Berbarengan dengan substitusi impor, dia menyatakan, produksi perlu digenjot dengan meningkatkan utilisasi pabrik. Rata-rata utilisasi manufaktur saat ini berkisar 53-54 persen. Target utilisasi manufaktur pada tahun 2020 sekitar 60 persen dan akan didorong hingga mencapai 85 persen pada 2022.
Pandemi Covid-19, menurut Wakil Ketua Umum Bidang Hubungan Internasional Kamar Dagang dan Industri (Kadin) Indonesia Shinta Widjadja Kamdani, membuat pelaku ekonomi dunia kehilangan keyakinan untuk investasi dan konsumsi di sektor riil di negera berkembang. Hal ini membutuhkan transformasi agar perekonomian nasional dapat mencapai kondisi yang lebih dibandingkan sebelum pandemi Covid-19.
Selain itu, dia berpendapat, Indonesia membutuhkan upaya konkret untuk memanfaatkan kerja sama internasional yang ada sehingga menyokong arus investasi dan ekspor. Misalnya, melibatkan pelaku usaha mikro, kecil, dan menengah untuk memanfaatkan perjanjian perdagangan sehingga menciptakan dampak berganda.
Surplus (neraca perdagangan) disebabkan oleh impor yang turun lebih dalam dibandingkan ekspor.
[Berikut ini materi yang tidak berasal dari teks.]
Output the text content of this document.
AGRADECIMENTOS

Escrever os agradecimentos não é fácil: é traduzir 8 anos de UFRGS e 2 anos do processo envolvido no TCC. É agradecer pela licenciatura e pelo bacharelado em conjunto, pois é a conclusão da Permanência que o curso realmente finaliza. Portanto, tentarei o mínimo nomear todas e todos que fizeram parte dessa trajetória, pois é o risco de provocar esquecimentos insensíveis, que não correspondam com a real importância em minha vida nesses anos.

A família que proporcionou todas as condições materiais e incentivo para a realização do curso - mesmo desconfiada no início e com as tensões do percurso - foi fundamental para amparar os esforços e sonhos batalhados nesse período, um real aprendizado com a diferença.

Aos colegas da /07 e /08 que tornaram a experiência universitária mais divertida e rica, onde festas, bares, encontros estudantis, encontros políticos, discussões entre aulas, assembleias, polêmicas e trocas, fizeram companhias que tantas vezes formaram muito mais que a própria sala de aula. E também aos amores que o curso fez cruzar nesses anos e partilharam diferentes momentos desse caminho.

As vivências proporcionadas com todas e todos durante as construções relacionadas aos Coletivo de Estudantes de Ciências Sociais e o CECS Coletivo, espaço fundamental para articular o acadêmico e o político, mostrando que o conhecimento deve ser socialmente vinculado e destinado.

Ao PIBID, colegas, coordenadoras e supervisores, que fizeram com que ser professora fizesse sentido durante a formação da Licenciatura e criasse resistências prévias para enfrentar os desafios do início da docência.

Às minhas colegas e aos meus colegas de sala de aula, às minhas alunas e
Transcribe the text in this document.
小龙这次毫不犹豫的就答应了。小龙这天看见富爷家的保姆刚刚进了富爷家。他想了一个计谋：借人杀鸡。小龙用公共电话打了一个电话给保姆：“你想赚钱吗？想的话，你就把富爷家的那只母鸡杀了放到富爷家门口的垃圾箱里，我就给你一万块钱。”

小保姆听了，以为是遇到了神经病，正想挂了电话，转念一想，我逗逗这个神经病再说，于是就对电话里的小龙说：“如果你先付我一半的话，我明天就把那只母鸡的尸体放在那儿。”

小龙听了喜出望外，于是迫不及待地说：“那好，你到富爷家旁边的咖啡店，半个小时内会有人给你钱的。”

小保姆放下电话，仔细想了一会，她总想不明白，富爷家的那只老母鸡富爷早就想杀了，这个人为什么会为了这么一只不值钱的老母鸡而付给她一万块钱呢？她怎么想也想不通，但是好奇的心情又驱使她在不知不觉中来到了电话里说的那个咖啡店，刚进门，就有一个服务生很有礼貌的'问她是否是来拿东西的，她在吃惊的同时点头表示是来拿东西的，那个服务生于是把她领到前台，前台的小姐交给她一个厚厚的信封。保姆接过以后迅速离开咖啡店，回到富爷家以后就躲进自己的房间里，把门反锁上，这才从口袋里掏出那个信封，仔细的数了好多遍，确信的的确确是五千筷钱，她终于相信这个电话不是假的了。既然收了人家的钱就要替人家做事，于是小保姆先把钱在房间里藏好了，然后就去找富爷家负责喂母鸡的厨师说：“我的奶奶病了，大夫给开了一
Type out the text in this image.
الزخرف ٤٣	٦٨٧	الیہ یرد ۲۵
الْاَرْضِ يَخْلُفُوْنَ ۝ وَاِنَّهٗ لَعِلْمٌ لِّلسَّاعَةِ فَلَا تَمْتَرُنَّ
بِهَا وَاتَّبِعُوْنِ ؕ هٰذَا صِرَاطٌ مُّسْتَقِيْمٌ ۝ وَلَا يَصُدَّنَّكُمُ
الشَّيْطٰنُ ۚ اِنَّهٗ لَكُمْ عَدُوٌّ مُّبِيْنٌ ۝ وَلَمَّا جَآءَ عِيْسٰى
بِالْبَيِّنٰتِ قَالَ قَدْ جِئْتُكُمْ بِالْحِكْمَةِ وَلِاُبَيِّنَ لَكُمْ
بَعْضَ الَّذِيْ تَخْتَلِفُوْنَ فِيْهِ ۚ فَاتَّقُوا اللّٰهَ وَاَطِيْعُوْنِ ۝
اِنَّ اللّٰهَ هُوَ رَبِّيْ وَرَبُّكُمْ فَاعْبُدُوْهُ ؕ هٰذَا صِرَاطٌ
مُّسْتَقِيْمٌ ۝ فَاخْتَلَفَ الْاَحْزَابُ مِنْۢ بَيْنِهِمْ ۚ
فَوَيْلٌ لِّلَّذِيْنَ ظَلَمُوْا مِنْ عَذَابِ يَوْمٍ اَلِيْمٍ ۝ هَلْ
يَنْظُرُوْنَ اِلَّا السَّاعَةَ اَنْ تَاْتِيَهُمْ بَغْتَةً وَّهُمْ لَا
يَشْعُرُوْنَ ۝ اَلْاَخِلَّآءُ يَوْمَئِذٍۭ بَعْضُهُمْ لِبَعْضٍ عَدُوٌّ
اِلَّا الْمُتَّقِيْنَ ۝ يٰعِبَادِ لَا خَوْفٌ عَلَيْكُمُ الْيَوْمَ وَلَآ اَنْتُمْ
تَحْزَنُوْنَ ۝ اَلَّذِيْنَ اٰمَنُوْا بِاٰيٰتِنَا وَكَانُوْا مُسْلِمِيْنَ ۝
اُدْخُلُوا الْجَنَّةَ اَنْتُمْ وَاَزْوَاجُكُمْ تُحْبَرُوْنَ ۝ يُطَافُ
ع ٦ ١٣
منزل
Terkait kinerja ekspor dan impor nasional, Menteri Perdagangan Agus Suparmanto menyatakan, Indonesia tetap mesti mewaspada kinerja neraca perdagangan. ”Surplus (neraca perdagangan) disebabkan oleh impor yang turun lebih dalam dibandingkan ekspor,” ujarnya dalam kesempatan yang sama.
Badan Pusat Statistik mencatat, total nilai ekspor sepanjang Januari-Juli 2020 mencapai 90,12 miliar dollar Amerika Serikat (AS) atau lebih rendah 6,21 persen dibandingkan dengan periode yang sama tahun sebelumnya. Di sisi lain, total impor Indonesia sepanjang Januari-Juli 2020 mencapai 81,37 miliar dollar AS atau merosot 17,17 persen dibandingkan Januari-Juli 2019.
Pasar kawasan
Dalam kesempatan yang sama, Menteri Luar Negeri Retno LP Marsudi menilai, Indonesia memiliki kapasitas fasilitas produksi dan manufaktur vaksin Covid-19 terbesar di Asia Tenggara. ”Kalau ditingkatkan, (Indonesia) bisa menjadi hub pasar kawasan,” ujarnya.
Sementara itu, Agus Gumiwang mengatakan, industri farmasi dan alat kesehatan nasional mesti mandiri. Hal ini merupakan pelajaran yang dipetik selama menghadapi pandemi Covid-19.
Impor pada industri sektor farmasi, produk obat kimia, dan obat tradisional juga ditargetkan menurun. Kementerian Perindustrian mendata, nilai impor industri sektor ini pada 2019 mencapai Rp 19 triliun. Targetnya, nilai impor tersebut pada 2020 dan 2022 merosot masing-masing menjadi Rp 13 triliun dan Rp 2 triliun.